In Indonesia, the oldest cave painting ever discovered

A simple handprint discovered in a cave in Indonesia has just shaken up the chronology of prehistoric art. Since 2015, archaeologist Adhi Agus Oktaviana, a researcher at the Indonesian National Research and Innovation Agency (BRIN), has been studying prehistoric handprints on the island of Muna, Sulawesi province. His research brought to light a negative hand (hand stencil) painted with ocher, discovered in the Liang Metanduno cave, located in a karst area of ​​Sulawesi, a large island in Indonesia between Southeast Asia and Australia–New Guinea.

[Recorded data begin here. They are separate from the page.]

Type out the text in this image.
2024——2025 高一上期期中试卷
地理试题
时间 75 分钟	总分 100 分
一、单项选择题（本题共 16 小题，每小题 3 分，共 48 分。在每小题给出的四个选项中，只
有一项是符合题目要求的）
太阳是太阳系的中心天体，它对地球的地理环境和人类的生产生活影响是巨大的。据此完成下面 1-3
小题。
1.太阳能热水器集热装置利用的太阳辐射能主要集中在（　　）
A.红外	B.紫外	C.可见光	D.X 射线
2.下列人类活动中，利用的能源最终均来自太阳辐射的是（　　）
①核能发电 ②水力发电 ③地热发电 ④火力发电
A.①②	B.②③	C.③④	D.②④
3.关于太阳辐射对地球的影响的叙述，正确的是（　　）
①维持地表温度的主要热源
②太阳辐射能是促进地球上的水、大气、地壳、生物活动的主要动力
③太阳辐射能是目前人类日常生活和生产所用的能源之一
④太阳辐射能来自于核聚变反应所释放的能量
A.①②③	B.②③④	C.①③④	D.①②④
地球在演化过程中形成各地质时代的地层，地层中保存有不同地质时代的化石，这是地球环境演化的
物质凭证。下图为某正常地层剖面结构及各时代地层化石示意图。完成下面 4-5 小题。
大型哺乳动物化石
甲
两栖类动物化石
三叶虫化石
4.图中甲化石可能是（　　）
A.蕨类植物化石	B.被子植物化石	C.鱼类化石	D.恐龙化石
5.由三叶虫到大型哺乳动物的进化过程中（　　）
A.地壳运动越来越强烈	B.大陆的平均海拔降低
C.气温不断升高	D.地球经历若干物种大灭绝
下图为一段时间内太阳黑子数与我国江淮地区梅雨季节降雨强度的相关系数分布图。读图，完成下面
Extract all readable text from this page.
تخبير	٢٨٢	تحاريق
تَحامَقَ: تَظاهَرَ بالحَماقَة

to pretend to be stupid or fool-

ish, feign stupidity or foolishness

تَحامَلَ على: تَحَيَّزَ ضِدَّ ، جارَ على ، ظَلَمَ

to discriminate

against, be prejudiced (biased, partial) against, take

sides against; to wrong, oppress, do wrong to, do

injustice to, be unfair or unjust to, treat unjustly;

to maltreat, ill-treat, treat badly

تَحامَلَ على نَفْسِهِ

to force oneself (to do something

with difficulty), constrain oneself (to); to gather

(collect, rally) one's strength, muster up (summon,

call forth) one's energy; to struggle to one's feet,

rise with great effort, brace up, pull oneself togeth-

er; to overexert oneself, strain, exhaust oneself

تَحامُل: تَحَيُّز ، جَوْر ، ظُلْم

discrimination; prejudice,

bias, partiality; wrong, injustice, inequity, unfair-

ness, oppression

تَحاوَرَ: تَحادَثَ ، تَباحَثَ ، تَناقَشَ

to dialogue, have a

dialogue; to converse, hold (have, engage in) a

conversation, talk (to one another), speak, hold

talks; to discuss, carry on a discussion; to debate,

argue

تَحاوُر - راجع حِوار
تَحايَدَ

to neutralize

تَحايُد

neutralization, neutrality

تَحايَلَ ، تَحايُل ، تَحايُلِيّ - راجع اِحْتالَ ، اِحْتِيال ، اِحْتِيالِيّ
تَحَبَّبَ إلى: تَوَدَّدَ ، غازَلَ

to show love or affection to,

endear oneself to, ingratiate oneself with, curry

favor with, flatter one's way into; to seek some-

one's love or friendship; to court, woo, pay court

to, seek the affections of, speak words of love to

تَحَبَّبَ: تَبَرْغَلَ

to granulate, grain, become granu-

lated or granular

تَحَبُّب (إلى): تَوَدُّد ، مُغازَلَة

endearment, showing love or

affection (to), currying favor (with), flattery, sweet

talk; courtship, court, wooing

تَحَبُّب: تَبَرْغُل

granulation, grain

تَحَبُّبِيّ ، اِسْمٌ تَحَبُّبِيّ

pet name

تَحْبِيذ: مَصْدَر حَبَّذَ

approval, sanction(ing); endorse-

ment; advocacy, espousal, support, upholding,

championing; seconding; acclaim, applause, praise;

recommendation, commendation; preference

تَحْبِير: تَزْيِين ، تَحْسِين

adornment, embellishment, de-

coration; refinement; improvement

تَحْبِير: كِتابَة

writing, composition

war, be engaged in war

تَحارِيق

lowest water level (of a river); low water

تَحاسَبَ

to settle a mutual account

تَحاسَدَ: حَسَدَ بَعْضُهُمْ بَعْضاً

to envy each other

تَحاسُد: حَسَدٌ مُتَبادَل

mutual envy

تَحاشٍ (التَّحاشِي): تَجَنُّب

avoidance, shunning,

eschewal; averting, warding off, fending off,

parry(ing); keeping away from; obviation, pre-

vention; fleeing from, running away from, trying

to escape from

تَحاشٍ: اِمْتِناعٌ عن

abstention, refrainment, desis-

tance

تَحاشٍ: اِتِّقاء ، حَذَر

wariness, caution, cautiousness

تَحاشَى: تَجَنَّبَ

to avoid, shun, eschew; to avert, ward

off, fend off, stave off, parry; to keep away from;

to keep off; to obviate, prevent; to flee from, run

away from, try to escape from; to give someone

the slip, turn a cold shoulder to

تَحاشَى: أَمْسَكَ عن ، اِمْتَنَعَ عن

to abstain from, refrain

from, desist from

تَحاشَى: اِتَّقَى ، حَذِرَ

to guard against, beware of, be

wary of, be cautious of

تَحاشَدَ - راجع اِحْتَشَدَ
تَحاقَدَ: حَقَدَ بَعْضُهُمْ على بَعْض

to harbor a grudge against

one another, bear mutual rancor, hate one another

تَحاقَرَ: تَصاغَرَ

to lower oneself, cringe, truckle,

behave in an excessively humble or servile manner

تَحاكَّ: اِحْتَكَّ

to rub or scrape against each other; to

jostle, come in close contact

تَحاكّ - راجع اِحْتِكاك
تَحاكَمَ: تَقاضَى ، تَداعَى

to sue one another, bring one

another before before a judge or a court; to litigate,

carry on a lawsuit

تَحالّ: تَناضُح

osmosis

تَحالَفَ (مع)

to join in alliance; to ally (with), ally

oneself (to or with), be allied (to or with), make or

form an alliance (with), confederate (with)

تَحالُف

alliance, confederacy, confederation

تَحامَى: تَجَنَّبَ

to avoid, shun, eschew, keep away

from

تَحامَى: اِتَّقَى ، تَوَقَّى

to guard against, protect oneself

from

Today, the outline of the negative hand is very blurred and difficult to see with the naked eye due to tens of millennia of erosion. Only a fragment of the palm and part of the fingers remain in the form of a pale ocher shadow. A remarkable feature is that the ends of the fingers have been deliberately represented in a tapered and pointed manner, evoking the claw of an animal. According to the researchers, this intentional modification of the pattern – achieved either by touching up the outline with a brush or by moving the hand slightly when spraying pigment – ​​is a style documented only in Sulawesi.

Stencils of “negative hands” with narrow fingers discovered at the Leang Jarie site, Maros, Sulawesi.

© Ahdi Agus Oktaviana

Researchers do not know the precise meaning of this “claw-shaped” hand. However, they see it as the expression of a deep cultural symbolism specific to the artists of the time. Furthermore, this imprint is not an isolated case. Similar, better-preserved images of pointed hands were spotted in the same region, indicating that this was a repeated pattern.

To establish the age of the painting, the international team used uranium dating (uranium-thorium) using a precise technique. Tiny mineral concretions of calcite had formed over time on top of the hand pigment. The researchers took small samples (around 5 mm) of these calcitic deposits. They analyzed them by laser ablation coupled with mass spectrometry in order to measure the traces of uranium and thorium they contain. This process makes it possible to determine when these minerals formed on the paint. The calcite covering Liang Metanduno’s hand puts the minimum age of the pattern at around 67,800 years. A second hand negative located nearby has been dated to around 60,900 years ago.

This discovery considerably pushes back the date of the first known artistic expressions. It fills an important gap in the history of human migrations in Southeast Asia. The Sulawesi hand now surpasses the previous record for cave art in Indonesia by 16,000 years and the oldest European paintings by more than 30,000 years.

By establishing that Homo sapiens was already creating symbolic images nearly 68 millennia ago in this region, the researchers provide a decisive archaeological clue to the early settlement of Australia. Muna Cave now provides the oldest direct evidence of the presence of Homo sapiens along the northern migratory corridor (mainland Southeast Asia → Borneo → Sulawesi → New Guinea/Australia).

The negative hand of Sulawesi sheds light on the cognitive capacities and the symbolic universe of humans at the end of the Pleistocene. First, the very creation of this painting demonstrates abstract thinking and sophisticated artistic intention. Then, the voluntary modification of the shape (fingers elongated into claws) reveals an element of imagination and advanced creativity.